Posted on 07/01/2009 2:43:08 AM PDT by Scanian
PRESIDENT Obama has blamed our economic woes on the "bursting of a debt-based bubble" and a culture of "easy money." Funny: The Build America Bonds program, an obscure part of this year's vast "stimulus" package, sure seems to be encouraging reckless and irresponsible borrowing.
Maybe the administration thinks reckless borrowing makes sense if it's being done by local governments?
"Build America" securities work like normal municipal bonds: Localities issue them to raise cash for projects or to pay down other debt -- except that the federal government covers 35 percent of the interest costs.

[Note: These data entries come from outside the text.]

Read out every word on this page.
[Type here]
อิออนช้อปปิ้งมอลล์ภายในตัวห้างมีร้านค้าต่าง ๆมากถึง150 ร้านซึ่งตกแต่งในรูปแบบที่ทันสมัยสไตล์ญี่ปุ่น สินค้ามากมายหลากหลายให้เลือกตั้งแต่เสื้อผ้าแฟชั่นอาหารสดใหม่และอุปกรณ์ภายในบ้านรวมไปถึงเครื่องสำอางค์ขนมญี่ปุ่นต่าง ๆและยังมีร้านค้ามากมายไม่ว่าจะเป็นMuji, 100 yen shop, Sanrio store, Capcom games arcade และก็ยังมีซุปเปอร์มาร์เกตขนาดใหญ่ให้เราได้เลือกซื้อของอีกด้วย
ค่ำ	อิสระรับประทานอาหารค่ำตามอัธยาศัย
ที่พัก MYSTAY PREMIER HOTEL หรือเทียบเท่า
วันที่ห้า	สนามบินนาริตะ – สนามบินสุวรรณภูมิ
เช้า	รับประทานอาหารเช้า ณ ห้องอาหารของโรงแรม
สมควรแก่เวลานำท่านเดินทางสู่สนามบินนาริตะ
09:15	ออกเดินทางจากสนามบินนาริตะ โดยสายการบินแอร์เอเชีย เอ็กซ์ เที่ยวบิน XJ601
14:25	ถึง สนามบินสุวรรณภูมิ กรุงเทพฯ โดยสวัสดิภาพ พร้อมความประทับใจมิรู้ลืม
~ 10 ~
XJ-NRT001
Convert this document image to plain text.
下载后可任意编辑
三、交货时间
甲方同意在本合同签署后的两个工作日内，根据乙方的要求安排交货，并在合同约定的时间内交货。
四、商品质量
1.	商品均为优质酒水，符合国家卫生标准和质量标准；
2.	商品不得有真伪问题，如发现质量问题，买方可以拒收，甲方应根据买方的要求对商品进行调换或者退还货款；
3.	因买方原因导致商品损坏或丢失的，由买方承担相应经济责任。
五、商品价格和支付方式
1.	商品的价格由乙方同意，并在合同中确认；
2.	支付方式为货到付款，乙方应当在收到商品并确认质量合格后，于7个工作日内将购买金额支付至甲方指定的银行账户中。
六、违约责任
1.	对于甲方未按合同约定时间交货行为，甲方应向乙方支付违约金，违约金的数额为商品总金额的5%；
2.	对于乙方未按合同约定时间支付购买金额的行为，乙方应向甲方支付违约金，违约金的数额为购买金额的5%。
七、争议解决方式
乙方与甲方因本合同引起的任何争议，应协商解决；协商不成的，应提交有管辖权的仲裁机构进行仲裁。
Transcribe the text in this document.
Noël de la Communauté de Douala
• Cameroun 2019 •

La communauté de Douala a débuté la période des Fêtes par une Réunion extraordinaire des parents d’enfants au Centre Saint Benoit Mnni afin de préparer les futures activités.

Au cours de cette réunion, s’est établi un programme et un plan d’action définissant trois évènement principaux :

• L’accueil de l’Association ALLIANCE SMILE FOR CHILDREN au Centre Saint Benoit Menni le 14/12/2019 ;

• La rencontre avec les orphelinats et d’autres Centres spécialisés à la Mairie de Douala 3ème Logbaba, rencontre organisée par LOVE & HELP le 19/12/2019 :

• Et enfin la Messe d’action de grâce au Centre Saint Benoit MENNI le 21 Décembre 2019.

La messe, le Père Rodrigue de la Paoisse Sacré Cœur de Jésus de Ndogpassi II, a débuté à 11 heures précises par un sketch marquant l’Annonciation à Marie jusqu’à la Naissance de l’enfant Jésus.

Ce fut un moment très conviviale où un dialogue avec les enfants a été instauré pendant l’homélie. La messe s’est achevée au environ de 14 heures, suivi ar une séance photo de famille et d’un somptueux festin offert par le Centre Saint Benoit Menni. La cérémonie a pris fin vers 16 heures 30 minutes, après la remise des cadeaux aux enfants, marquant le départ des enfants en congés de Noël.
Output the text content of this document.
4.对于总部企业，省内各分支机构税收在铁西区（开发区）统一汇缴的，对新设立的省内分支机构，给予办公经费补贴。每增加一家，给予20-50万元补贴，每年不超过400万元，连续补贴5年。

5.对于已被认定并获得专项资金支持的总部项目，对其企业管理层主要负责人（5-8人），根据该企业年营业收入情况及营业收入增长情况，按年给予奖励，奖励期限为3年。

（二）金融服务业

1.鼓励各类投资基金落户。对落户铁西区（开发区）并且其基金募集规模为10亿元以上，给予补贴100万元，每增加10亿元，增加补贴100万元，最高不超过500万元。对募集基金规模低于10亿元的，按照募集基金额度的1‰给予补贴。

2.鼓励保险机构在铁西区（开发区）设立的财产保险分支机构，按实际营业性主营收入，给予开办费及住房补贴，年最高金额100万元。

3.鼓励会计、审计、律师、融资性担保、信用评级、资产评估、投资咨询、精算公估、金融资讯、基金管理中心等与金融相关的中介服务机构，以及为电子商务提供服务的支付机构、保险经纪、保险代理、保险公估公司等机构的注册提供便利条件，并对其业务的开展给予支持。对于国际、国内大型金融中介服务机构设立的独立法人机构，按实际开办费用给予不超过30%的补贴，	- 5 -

Subsidized borrowing? Needless to say, state and local governments love it. Indeed, as the Bond Buyer reported earlier this month, the program's far more popular than lawmakers had predicted: Official budget estimates for the program's cost this year ranged from $50 million to $91 million -- yet, in less than half the year, more than $250 million in payments are already scheduled.
The paper cites municipal-bond analyst Philip Fischer estimating that taxpayers could bleed billions a year by the time the program winds down.
"The bond program's costs are skyrocketing because we've created an easy-money system for pet projects around the nation," says one critic of the program, Sen. Jim DeMint (R-SC).
Pet projects? The Treasury Department promises public disclosure soon of just who's issuing the bonds, and for how much. But we already know that the biggest issuer so far is near-bankrupt California, which has already sold more than $5 billion worth.
You can understand why the Golden State would jump at any chance to reduce its multibillion-dollar load -- but why should taxpayers in New York be giving bunglers in Sacramento a backdoor bailout?
(Excerpt) Read more at nypost.com ...
Cheers!
Just like Jim Quinn (of Quinn & Rose) says, “whenever the government subsidizes anything, you get more of it.” From single moms to crops, all the government has to do is throw money at something and you’ll get more, a lot more, of it.